Los miembros de Vibratanguísimo
Los miembros de VibratanguísimoImagen: Eckhard Joite

“La historia es sencilla”, dice el viola argentino Juan Lucas Aisemberg. “Durante muchos años toqué tango, pero, para mi gusto, lo hacía demasiado a la manera clásica, porque no sabía hacerlo de otro modo”. Su padre era amigo de Astor Piazzolla y el joven Aissemberg creció oyendo tangos. Cuando en los años 90 conoció al vibrafonista Oli Bott en Berlín, ambos llegaron rápidamente a la misma conclusión: “sus” tangos sonarían de otra manera.

Partieron de una plantilla básica: piano, contrabajo, viola y, en lugar de bandoneón, vibráfono. En ningún caso quisieron copiar la música del gran Piazzolla. El profesor de Bott, Gary Burton, había trabajado junto al inmortal músico argentino. “Eso supuso siempre para mí un bloqueo” dice Bott, de 37 años. “¿Qué podía añadir yo a lo que ya habían hecho juntos Burton y Piazzolla?

El todo es más que la suma de las partes

En 2002 logran el equipo perfecto: al piano, la franco-vienamita Tuyêt Pham, al contrabajo, el alemán Arnulf Ballhorn, a la viola, Juan Lucas Aisemberg y al vibráfono, Oli Bott. Los cuatro son músicos de éxito. La pianista Tuyêt Pham trabajó con el barítono Dietrich-Fischer Dieskau y da conciertos dentro y fuera de Alemania. Arnulf Ballhorn es miembro de la orquesta de la Ópera Cómica de Berlín. Juan Lucas Aisemberg toca regularmente con gente conocida como Gustavo Beytelmann y realiza giras por todo el mundo. Oli Bott, por su parte, concluyó sus estudios de composición y vibráfono en el Berklee College of Music de Boston con la calificación de summa cum laude y ha recibido todo tipo de premios y distinciones.

Una nueva forma de entender el tangoImagen: Uwe Neumann

Bott justifica su entusiasmo por el tango por “la combinación de largas, interminables melodías y, al mismo tiempo, énfasis en el movimiento de bajo y piano. Así es como yo entiendo y amo el tango”, explica.

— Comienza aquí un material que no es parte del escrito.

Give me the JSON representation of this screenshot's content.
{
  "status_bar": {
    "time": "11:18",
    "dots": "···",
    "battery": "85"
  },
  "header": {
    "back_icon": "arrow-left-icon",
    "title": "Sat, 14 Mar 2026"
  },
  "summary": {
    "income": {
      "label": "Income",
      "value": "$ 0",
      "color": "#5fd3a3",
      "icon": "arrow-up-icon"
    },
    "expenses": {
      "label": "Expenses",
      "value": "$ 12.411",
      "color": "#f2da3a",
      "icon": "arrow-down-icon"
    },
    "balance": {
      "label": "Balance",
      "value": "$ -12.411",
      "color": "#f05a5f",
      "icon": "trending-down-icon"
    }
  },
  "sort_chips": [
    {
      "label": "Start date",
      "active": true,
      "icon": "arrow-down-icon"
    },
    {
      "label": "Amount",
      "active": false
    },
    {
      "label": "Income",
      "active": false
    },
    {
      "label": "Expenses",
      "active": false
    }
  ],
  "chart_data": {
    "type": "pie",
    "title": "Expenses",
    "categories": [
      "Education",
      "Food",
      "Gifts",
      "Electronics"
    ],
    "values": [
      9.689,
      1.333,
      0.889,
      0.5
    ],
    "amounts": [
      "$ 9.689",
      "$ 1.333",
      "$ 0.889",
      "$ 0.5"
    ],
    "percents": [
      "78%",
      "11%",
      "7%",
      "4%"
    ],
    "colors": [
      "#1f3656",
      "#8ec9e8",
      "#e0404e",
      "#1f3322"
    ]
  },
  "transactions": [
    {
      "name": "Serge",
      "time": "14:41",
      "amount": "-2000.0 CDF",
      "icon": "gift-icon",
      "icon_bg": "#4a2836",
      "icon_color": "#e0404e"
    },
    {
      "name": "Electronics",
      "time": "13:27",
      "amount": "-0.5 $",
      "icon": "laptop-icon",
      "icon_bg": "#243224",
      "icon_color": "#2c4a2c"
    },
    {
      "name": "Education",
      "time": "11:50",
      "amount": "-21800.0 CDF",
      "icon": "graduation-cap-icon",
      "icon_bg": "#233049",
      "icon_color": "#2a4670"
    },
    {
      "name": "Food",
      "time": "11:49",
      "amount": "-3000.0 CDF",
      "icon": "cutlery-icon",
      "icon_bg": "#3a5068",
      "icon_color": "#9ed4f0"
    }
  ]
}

Una conversación entre amigos

Los miembros de Vibratanguísimo tocan piezas de Piazzola en nuevos arreglos de Juan Lucas Aisemberg, pero igualmente importantes son las composiciones originales de Oli Bott. Sus tangos nos remiten a la tradición argentina, pero son musicalmente independientes. En ellos se dan cita el estilo clásico, el jazz, la samba e incluso los ritmos turcos.

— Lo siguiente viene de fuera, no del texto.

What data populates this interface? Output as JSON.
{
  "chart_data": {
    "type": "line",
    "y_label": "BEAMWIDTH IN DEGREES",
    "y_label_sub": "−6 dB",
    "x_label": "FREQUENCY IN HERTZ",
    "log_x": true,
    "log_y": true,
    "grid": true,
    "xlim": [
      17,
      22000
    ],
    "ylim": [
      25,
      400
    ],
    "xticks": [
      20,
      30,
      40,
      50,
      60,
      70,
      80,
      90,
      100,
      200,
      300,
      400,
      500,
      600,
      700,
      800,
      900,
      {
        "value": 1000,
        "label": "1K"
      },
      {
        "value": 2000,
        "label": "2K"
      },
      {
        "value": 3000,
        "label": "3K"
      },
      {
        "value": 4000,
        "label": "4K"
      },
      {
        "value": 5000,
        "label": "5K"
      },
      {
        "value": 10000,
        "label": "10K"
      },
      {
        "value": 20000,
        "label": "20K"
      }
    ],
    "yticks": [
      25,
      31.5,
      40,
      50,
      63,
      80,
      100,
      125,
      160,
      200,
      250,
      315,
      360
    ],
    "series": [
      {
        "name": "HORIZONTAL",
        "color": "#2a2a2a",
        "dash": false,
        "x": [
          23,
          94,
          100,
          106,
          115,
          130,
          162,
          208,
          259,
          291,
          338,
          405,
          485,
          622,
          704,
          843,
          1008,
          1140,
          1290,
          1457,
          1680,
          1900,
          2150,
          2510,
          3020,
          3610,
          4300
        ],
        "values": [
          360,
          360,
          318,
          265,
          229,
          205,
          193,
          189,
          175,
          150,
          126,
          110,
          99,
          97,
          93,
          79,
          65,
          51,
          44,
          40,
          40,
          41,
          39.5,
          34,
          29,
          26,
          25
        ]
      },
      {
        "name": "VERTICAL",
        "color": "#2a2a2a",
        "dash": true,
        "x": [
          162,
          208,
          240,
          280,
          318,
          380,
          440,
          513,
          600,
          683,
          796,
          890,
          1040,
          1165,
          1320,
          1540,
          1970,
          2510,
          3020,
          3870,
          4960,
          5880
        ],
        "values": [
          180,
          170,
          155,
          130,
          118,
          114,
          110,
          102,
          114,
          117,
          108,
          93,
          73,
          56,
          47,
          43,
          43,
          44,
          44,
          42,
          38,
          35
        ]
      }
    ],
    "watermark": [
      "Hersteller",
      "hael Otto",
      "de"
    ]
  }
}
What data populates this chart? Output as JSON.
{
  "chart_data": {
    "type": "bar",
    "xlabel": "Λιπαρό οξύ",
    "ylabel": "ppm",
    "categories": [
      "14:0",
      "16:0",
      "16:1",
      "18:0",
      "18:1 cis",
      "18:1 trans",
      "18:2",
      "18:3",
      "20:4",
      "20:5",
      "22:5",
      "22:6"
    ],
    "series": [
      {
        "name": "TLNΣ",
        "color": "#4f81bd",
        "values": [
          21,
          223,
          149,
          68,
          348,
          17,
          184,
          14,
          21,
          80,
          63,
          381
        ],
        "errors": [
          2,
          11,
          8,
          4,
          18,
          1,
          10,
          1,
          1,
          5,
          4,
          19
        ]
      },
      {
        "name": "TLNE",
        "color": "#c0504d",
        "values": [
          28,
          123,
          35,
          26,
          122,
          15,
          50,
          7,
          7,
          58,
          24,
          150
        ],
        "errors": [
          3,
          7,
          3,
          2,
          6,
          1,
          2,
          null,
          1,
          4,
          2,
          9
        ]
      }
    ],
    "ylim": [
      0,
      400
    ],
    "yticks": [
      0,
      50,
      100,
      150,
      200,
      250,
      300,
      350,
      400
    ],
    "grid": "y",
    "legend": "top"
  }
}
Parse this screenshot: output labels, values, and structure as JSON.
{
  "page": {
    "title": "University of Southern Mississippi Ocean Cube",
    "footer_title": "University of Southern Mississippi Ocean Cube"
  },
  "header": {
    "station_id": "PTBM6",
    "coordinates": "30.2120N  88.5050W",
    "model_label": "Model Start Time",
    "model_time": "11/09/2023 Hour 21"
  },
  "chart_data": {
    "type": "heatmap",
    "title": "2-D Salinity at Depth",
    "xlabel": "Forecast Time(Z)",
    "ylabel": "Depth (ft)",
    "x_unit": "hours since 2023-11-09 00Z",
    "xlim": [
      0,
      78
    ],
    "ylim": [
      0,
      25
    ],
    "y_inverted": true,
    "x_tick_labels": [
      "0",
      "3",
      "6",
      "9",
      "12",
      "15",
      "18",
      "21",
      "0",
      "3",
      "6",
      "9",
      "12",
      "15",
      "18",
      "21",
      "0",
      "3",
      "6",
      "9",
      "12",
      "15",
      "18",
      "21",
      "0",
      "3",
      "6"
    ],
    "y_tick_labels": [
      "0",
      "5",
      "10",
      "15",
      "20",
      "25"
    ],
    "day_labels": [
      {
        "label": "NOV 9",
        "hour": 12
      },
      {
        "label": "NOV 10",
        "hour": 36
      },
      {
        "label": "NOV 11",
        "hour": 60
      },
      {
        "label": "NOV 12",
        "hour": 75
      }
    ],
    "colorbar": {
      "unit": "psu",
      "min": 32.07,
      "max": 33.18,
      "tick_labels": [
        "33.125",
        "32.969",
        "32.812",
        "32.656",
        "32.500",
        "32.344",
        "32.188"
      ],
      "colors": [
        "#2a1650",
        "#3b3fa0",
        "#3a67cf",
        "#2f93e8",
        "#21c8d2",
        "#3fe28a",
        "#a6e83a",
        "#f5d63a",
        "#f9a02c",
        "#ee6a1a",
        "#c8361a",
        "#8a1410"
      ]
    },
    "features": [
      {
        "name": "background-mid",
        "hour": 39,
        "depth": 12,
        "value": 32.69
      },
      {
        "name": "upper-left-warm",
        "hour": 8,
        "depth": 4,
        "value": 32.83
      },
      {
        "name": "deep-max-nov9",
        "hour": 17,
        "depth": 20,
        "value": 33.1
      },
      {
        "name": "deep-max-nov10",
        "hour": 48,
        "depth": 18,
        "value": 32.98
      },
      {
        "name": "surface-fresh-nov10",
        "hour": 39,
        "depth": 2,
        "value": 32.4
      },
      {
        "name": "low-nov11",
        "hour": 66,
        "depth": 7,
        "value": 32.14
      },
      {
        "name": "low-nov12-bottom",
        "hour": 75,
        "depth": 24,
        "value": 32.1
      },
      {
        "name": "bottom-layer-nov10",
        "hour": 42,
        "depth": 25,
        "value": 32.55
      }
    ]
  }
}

Cuando se los escucha tocar juntos, da la sensación de estar asistiendo a una conversación entre cuatro buenos amigos. Ninguno se expresa por encima de los demás, todos dan espacio para que el resto exponga su opinión. Cuando compone, Bott trata de imaginarse cómo se sentiría ante cuatro personas que tocan. “El resultado puede diferir de lo que inicialmente pensaba, pero eso no me parece mal”. Bott ofrece una base a la cual los demás aportan su propio bagaje cultural y su personalidad.

Homenaje a las metrópolis del tango

Los tangos de su disco más reciente, titulado Ciudades...Berlín, hablan del ritmo de la capital alemana, tal y como ellos la sienten y viven. El vibráfono y la viola se entrelazan para recrear el tempo berlinés, desde la hora punta hasta los momentos de reposo. Ciudades...Berlín es el inicio de una trilogía dedicada a tres metrópolis del tango: Berlín, Buenos Aires y París. “Ahora es cuando empezamos a tocar de verdad, nos hemos liberado interpretativamente”, concluye Oli Bott.